Quem entrou no perfil do ex-presidente Jair Bolsonaro no X neste fim de semana em busca de atualização sobre sua alta hospitalar, depois de 23 dias, teve o desprazer de bater os olhos numa foto de sua barriga aberta durante a última cirurgia, com o intestino à mostra. Foto de péssimo gosto, como outras que ele fez questão de postar ao longo desta última internação – e que a coluna se recusa a reproduzir, em respeito à estética, à ética e à privacidade que qualquer paciente deveria ter.
Desde que passou mal no Rio Grande do Norte e precisou ser hospitalizado, Bolsonaro usa as redes sociais não apenas para atualizar seus seguidores, mas com a clara intenção de amplificar o drama de quem ainda sofre as sequelas da facada desferida por Adélio Bispo em setembro de 2018.
Quando ainda era um deputado do baixo clero, Bolsonaro sempre demonstrou apreço pela escatologia -em palavras e imagens. Depois da facada, encontrou no próprio corpo o objeto perfeito para tentar comover seus seguidores/eleitores. São incontáveis as fotos dele sem camisa, exibindo a imensa cicatriz que resultou das sucessivas intervenções que salvaram sua vida.
A cirurgia para correção de aderências no intestino, que por ter parado de funcionar lhe causava dores insuportáveis, foi um show à parte. Seus dias no luxuoso hospital DF Star, em Brasília, foram contados em vídeos, fotos e palavras, com um nível de exposição sem precedentes no mundo político.

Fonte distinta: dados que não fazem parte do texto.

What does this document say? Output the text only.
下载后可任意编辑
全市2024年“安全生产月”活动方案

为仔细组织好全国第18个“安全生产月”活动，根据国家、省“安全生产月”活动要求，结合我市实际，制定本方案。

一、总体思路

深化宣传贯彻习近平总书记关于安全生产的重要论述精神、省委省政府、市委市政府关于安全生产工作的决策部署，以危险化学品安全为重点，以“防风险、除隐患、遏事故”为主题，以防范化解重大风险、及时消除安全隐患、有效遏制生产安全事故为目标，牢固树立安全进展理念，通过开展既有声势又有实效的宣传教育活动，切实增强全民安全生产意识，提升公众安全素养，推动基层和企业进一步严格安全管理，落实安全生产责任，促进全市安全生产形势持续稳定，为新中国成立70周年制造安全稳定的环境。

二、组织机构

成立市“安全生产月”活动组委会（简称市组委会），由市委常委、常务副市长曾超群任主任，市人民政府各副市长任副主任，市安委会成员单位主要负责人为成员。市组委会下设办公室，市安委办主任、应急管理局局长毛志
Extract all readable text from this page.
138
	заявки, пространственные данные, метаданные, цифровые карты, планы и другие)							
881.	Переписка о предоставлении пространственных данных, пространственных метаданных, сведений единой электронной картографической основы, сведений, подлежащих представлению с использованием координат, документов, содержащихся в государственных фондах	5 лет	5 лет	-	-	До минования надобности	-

Uma coisa é ser transparente e não omitir a gravidade da situação. Outra, bem diferente, é expor as tripas para ganhar simpatia ou, talvez, a piedade dos ministros que em breve irão julgá-lo por tentativa de golpe de Estado. Por coincidência, na próxima quarta-feira haverá uma caminhada pela anistia dos que participaram dos atos violentos de 8 de Janeiro e que servirá também para ele, se condenado.
Sempre que a coisa aperta para o seu lado, Bolsonaro reconta a história da facada, questiona as conclusões da polícia sobre o crime, insiste na teoria conspiratória de que Adélio estava a serviço da esquerda, desprezando as conclusões do inquérito de que o autor da tentativa de homicídio é um doido como tantos outros que tentar matar pessoas famosas – de João Paulo II a Ronald Reagan, para ficar em dois exemplos em que o maluco não alcançou seu objetivo.
Desta vez, o vitimismo de Bolsonaro foi longe demais. Com o consentimento do hospital, seu quarto de UTI virou estúdio para que pudesse participar de uma live com os filhos, fazendo propaganda do capacete de grafeno produzido pela empresa da qual ele e o filho Flavio são sócios. Antes e depois, postou fotos e vídeos com a sonda no nariz e os eletrodos de monitoramento, de Michelle massageando seus pés e da oficial de Justiça que foi entregar a intimação para que apresentasse a defesa no Supremo Tribunal Federal. Nada se iguala à imagem da barriga aberta durante a cirurgia, que até seus eleitores consideraram um exagero e nem os filhos tiveram coragem de reproduzir.